L’homme d’East Angus a offert en cadeau à sa conjointe des billets pour le spectacle de Guy Nantel au Club Tropical. Quelques jours plus tard, l’humoriste confirmait la rumeur de son saut en politique. « On se demandait si le show allait avoir lieu pareil. »

Quand Guy Nantel a annoncé le 13 février dernier qu’il devenait le quatrième candidat à la direction du Parti québécois (PQ), il a promis de donner les spectacles qu’il restait à sa tournée.

Guy Nantel savoure-t-il ses derniers instants de liberté comme humoriste avant de tenter sa chance comme politicien ?

Tu serais étonnée de la liberté que je prends en politique. Je reste moi-même et je dis ce que j’ai à dire depuis le tout début. Au pire, je frapperai un mur.

Guy Nantel

Guy Nantel a déjà une « grosse équipe » et une « grosse machine » derrière lui, pilotée notamment par le militant péquiste Christian Généreux.

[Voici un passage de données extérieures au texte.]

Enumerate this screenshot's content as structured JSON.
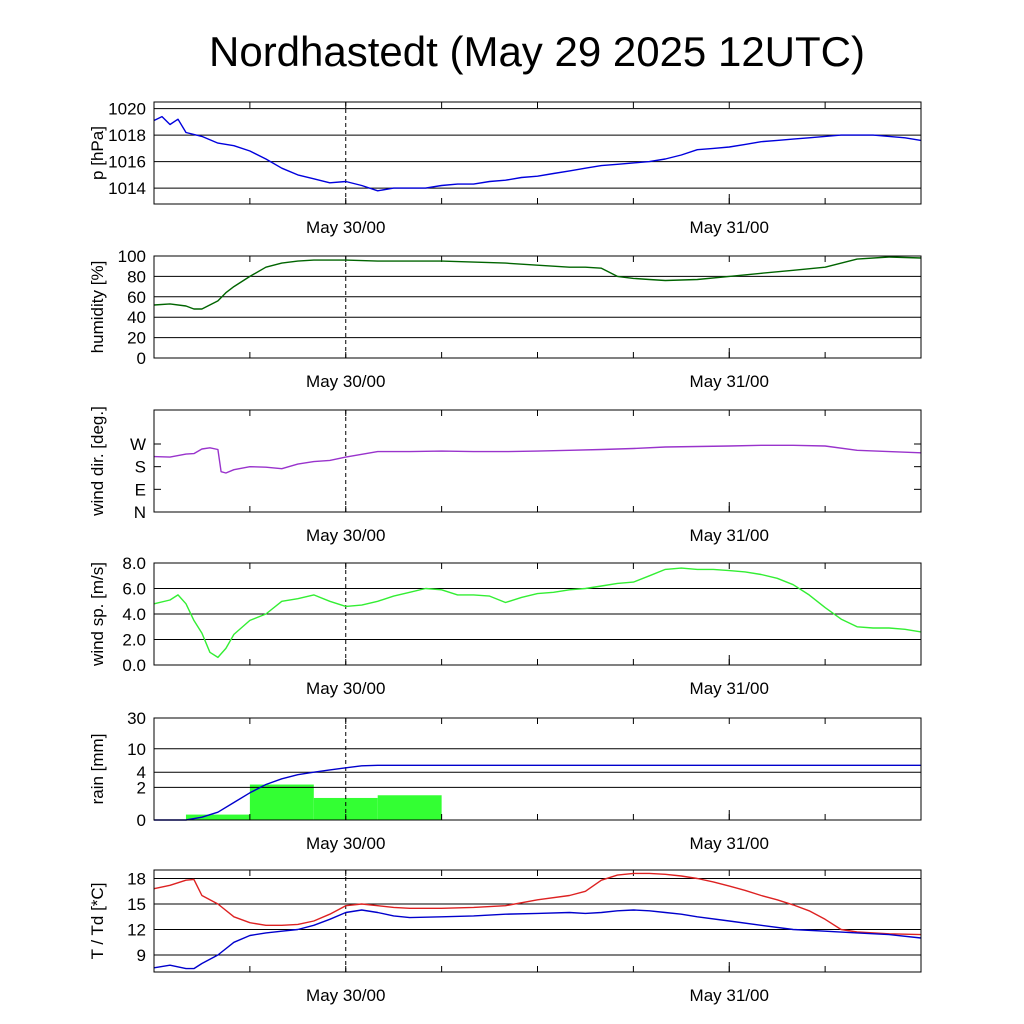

Le candidat annoncera sa plateforme électorale le mercredi 18 mars, à l’occasion du lancement officiel de sa campagne. En attendant, il a demandé mardi dernier sur les réseaux sociaux de « l’aide » pour recueillir les 2000 signatures de membres du PQ requises pour devenir officiellement candidat à la chefferie en avril.

Les gens ont peut-être besoin de quelqu’un qui n’a pas « fait ses classes » de façon traditionnelle, souligne-t-il.

Que ce soit en humour (où il travaille seul) ou quand il a remporté la Course destination monde en 1994, Guy Nantel a toujours été un « outsider ». « Un indépendant », dit-il.

« Je fais ce que j’ai à faire, dit-il. De manière libre et détachée. »

« J’ai eu plein d’offres comme réalisateur après avoir gagné la Course destination monde, mais c’est de l’humour que je voulais faire, souligne l’homme de 51 ans. La vie me présente des affaires et j’embarque. »

« J’adore ça »

Quoi qu’il en soit, Guy Nantel multipliait déjà les poignées de main mardi au Club Tropical. Des gens faisaient la file pour se faire prendre en photo avec lui après son spectacle et lui faire savoir leur allégeance politique.

« Ici, le DGEQ [Directeur général des élections du Québec] n’a pas de contrôle », a-t-il lancé à la blague à un homme entre deux photos.

Somme toute, n’est-ce pas une période étrange pour Guy Nantel ? Pendant laquelle il porte deux chapeaux : celui de l’humoriste et celui du politicien ?

« J’adore ça », lance-t-il. Comme humoriste, « je suis comme un poisson dans l’eau ». Comme politicien, « je suis en apprentissage accéléré ». « Je parle à des constitutionnalistes, des avocats… je fais une maîtrise en deux mois. 

« L’objectif de la politique, c’est de rassembler les humains, de travailler pour le bien-être de tout le monde, de rendre les gens heureux, d’améliorer leur sort… 

« Si mon humour peut choquer, il a le même objectif. »

L’agence Timing

Guy Nantel est l’un des nombreux artistes québécois à se produire au Club Tropical, l’hiver. La salle – de type « ballroom » – comprend 268 places. Elle appartient au Québécois Jean Forand, qui a fondé l’Agence Timing. Cet hiver, Isabelle Boulay, Gregory Charles, Guylaine Tanguay, Laurence Jalbert, Jean-Pierre Ferland, Anthony Kavanagh ainsi que Brigitte Boisjoli avec David Thibault sont à l’affiche. « Marc Hervieux va faire son 39e soir chez nous », souligne avec fierté Jean Forand. 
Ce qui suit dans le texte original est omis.